WASHINGTON (Reuters) – The United States on Tuesday slammed Turkey’s renewed push to send a vessel to carry out seismic surveys in the eastern Mediterranean, accusing Ankara of unilaterally stoking tensions and “deliberately” complicating the resumption of talks with Greece.
“The United States deplores Turkey’s October 11 announcement of renewed Turkish survey activity in areas over which Greece asserts jurisdiction in the eastern Mediterranean,” State Department spokeswoman Morgan Ortagus said in a statement while urging Ankara to cease its survey activities.
“Coercion, threats, intimidation, and military activity will not resolve tensions in the eastern Mediterranean. We urge Turkey to end this calculated provocation and immediately begin exploratory talks with Greece,” she said.
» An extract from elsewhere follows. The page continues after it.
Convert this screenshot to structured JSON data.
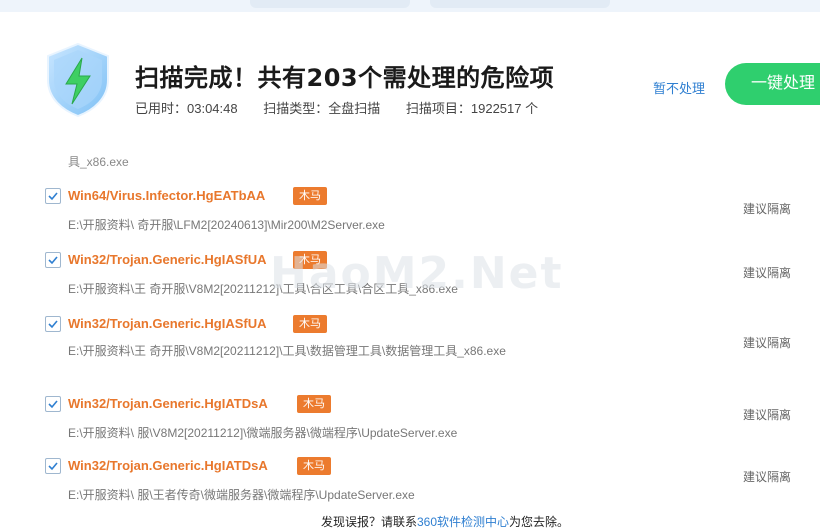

Tensions in the eastern Mediterranean have risen over claims and counter claims pitting Turkey against Greece and Cyprus to maritime areas thought to be rich in natural gas. Both Turkey and Greece are NATO allies.
Turkish foreign ministry spokesman Hami Aksoy said it was Greece, not Turkey, that was escalating tensions in the Aegean and the Mediterranean Sea.
On Monday, Turkish ship Oruc Reis set sail to carry out seismic surveys in the eastern Mediterranean, prompting Greece to issue a furious new demand for European Union sanctions on Ankara in a row over offshore exploration rights.
Both Germany and France expressed their concern after Oruc Reis began its voyage. Greece’s foreign ministry described the move as a “major escalation” and a “direct threat to peace in the region.”
The Oruc Reis intends to carry out work south of the Greek island of Kastellorizo, which is close to Turkey’s coast.
Last month U.S. Secretary of State Mike Pompeo visited Cyprus and Greece, including the island of Crete in the eastern Mediterranean, as Washington lifted a 33-year arms embargo on Cyprus, deepening its security cooperation with Nicosia. The move prompted an angry response from Turkey at the time.